In the case of validation with all samples (), it is evident that the Water class had the highest accuracy with both UA and PA close to 100%. The Built-up class also had high accuracy with a PA of 98% and a UA of 88%. The Forest class had good accuracy with an 88% PA and a 71% UA, but there was some overestimation due to Shrubland contamination. The Shrubland class was moderately underestimated with a PA of 67%, likely due to commission errors with Forest and Grassland classes. However, the UA was not significantly affected, at 90%. The Cropland and Grassland classes had moderate accuracy with UA and PA ranging from 59 to 65%. Both classes were overestimated – Grassland on the damage of Shrubland predominately, and the Cropland class on the damage of Grassland. The omission error of both classes was related to confusion among each other. The Bareland and Ice and snow (permanent) classes had a PA of 0%, and it was not possible to calculate UA in the absence of at least one correctly classified pixel in the location of validation points of those classes. The Ice and snow (permanent) class was not present in the classification products at all because it was not present in the training dataset, while the number of Bareland training samples was limited.

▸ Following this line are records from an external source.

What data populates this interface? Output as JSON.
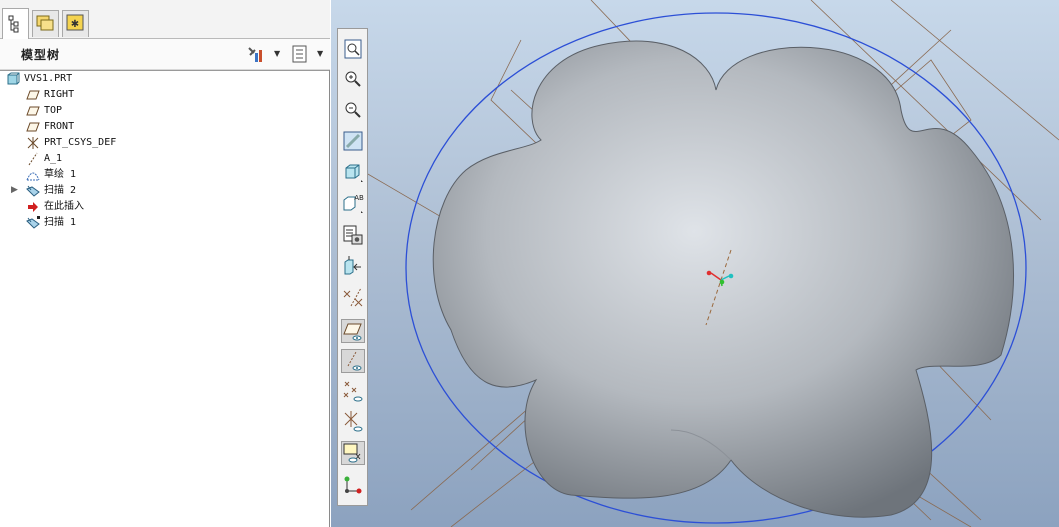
{
  "panel": {
    "title": "模型树"
  },
  "tabs": [
    {
      "name": "model-tree-tab-icon"
    },
    {
      "name": "folder-browser-tab-icon"
    },
    {
      "name": "favorites-tab-icon"
    }
  ],
  "tree": {
    "root": "VVS1.PRT",
    "items": [
      {
        "label": "RIGHT",
        "icon": "datum-plane-icon"
      },
      {
        "label": "TOP",
        "icon": "datum-plane-icon"
      },
      {
        "label": "FRONT",
        "icon": "datum-plane-icon"
      },
      {
        "label": "PRT_CSYS_DEF",
        "icon": "csys-icon"
      },
      {
        "label": "A_1",
        "icon": "datum-axis-icon"
      },
      {
        "label": "草绘 1",
        "icon": "sketch-icon"
      },
      {
        "label": "扫描 2",
        "icon": "sweep-icon"
      },
      {
        "label": "在此插入",
        "icon": "insert-here-arrow-icon"
      },
      {
        "label": "扫描 1",
        "icon": "sweep-icon"
      }
    ]
  },
  "toolbar": [
    "refit-icon",
    "zoom-in-icon",
    "zoom-out-icon",
    "repaint-icon",
    "shading-icon",
    "view-display-icon",
    "saved-views-icon",
    "view-manager-icon",
    "annotation-display-icon",
    "plane-display-icon",
    "axis-display-icon",
    "point-display-icon",
    "csys-display-icon",
    "spin-center-icon",
    "appearance-icon"
  ],
  "colors": {
    "accent": "#2c6fd1",
    "shape": "#b7bcc2",
    "datum": "#8a5a3a"
  }
}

When accuracy assessed in hard-to-classify areas is concerned (), the Water class has the highest accuracy, but it is not very high and seems to be overestimated by contaminating the Forest class. The Shrubland class appears to be significantly underestimated (e.g. $UA = 46 %$ ) due to the misclassification of Forest, Grassland, Cropland, and Built-up. On the other hand, the Built-up class is severely overestimated (e.g. $PA = 4 %$ ). The overestimation of Built-up comes at the expense of Grassland and Shrubland mostly. The PA of Built-up is 100%, which indicates absolute accuracy, but it is based on a single sample of this class that is not representative. The accuracy of Grassland and Cropland is low, as they are confused with each other and also with other classes such as Shrubland. There were two validation samples of Ice and snow (permanent), but this class is not present in the products, and hence its omission error is 100%. Lastly, there were no Bareland samples in areas that are difficult to classify, and no classified pixels of Bareland in the locations of samples, and therefore this class is not present in the error matrix.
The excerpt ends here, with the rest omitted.